Question 515194
Let s be the average speed of the car.

Since the bus is traveling 11 mph slower than the car, we can express the average speed of the bus as {{{s - 11}}}.

The relationship between distance traveled, average speed, and time is:

Distance Traveled = (Average Speed)(Time)

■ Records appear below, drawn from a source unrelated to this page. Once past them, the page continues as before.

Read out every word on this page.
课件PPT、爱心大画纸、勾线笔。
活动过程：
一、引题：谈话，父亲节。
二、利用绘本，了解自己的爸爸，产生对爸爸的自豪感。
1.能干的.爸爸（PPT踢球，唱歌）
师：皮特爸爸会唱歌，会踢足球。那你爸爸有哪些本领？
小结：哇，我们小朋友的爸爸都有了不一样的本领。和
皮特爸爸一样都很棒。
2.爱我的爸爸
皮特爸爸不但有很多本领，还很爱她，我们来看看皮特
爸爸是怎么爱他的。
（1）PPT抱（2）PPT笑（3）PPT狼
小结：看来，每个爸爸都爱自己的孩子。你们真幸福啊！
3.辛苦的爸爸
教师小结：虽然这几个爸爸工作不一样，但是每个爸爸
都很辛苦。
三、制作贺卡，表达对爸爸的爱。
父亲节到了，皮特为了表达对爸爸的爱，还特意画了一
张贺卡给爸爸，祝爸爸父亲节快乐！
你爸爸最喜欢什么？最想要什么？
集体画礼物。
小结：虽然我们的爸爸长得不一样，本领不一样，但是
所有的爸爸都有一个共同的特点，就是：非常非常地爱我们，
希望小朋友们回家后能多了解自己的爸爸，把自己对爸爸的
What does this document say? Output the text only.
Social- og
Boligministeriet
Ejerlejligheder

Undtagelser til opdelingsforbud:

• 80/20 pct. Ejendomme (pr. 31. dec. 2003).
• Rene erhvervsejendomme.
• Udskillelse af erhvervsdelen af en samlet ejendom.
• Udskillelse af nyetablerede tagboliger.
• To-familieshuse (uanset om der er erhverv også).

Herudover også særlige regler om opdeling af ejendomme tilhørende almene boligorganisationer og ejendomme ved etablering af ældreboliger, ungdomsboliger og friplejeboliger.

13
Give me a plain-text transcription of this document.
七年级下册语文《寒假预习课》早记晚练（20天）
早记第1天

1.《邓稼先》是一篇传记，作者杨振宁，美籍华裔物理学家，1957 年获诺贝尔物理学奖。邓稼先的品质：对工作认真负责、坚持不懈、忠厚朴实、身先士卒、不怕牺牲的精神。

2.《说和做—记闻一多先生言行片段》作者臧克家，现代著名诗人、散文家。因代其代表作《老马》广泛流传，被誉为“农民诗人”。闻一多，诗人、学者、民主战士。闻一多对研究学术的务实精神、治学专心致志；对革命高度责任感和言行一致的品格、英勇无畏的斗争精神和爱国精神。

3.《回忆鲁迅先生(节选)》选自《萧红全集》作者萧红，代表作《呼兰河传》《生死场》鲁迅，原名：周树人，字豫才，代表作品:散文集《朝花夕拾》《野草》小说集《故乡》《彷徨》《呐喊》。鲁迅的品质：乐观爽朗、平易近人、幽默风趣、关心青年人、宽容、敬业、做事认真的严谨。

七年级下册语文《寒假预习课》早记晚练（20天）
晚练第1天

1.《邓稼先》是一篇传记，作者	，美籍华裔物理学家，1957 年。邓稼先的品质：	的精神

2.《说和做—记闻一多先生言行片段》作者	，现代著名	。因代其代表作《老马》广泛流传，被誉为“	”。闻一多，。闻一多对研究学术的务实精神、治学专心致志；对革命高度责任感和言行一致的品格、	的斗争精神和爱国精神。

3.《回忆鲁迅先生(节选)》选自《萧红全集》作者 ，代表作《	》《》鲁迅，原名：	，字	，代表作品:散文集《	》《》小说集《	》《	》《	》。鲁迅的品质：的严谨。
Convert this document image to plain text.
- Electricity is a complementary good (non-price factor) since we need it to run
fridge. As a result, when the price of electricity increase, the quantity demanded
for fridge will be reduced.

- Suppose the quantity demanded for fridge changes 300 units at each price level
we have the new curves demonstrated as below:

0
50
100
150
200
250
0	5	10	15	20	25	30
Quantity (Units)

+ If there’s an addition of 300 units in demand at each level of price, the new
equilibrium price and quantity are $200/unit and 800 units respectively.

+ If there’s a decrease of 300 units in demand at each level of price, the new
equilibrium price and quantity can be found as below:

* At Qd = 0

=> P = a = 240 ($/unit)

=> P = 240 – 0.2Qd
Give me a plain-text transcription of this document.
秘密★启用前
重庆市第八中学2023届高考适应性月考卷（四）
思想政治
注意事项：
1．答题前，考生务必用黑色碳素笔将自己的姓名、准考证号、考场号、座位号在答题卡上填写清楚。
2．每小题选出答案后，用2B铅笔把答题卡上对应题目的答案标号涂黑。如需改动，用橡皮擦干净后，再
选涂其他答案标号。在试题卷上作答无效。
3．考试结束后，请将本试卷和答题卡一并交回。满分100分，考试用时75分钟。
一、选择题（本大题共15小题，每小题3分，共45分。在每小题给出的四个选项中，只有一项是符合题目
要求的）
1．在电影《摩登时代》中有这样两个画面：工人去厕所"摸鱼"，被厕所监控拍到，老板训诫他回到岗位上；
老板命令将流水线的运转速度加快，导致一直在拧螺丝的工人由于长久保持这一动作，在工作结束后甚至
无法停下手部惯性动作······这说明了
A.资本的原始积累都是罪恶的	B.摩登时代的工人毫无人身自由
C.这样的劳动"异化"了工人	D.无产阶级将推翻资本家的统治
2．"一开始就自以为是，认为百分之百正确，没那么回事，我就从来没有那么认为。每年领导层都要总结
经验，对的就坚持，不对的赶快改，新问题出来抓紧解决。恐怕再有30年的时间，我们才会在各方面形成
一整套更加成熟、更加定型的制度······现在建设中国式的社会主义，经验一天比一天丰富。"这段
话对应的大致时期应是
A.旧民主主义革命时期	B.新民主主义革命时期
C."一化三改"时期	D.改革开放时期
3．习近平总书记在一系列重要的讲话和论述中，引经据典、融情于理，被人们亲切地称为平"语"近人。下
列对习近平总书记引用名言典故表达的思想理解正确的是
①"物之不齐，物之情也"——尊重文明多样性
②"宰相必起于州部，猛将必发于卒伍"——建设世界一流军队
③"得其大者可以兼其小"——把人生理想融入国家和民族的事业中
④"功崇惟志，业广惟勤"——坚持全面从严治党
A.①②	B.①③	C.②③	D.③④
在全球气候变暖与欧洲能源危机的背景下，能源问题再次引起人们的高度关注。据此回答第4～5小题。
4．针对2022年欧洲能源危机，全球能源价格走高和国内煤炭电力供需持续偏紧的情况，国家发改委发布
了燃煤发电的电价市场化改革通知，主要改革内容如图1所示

Therefore, after 4.25 hours, the car has traveled

Distance Traveled by Car = {{{(s)(4.25) = 4.25s}}} miles

while the bus has traveled

Distance Traveled by Bus = {{{(s - 11)(4.25) = 4.25s - 46.75}}} miles (distributing the 4.25 in the last step)

We know that the car and the bus are traveling in opposite directions, and that the distance between them after 4.25 hours is 174 miles.  We can express this fact algebraically as an equation:

Distance Traveled by Car + Distance Traveled by Bus = 174
{{{4.25s + 4.25s - 46.75 = 174}}}

Now we solve for s:

{{{8.50s - 46.75 = 174}}} (combine like terms)
{{{8.50s = 220.75}}} (add 46.75 to both sides)
{{{ s = 220.75/8.50 }}} (divide both sides by 8.50)

So we get that the average speed of the car is {{{220.75/8.50}}} mph, or, to the nearest hundredth, 25.97 mph.  Does this make sense?  If the car is traveling at {{{220.75/8.50}}} mph, after 4.25 hours it will have traveled {{{(220.75/8.50)(4.25) = 110.375 miles.  The bus is traveling 11 mph slower, or (to the nearest hundredth:

{{{220.75/8.50 - 11 = 14.97}}} mph

After 4.25 hours then, the bus has traveled:

{{{(220.75/8.50 - 11)*4.25 = 63.625}}} miles

Therefore the car and the bus will be 110.375 + 63.625 = 174 miles apart after 4.25 hours, so our solution works.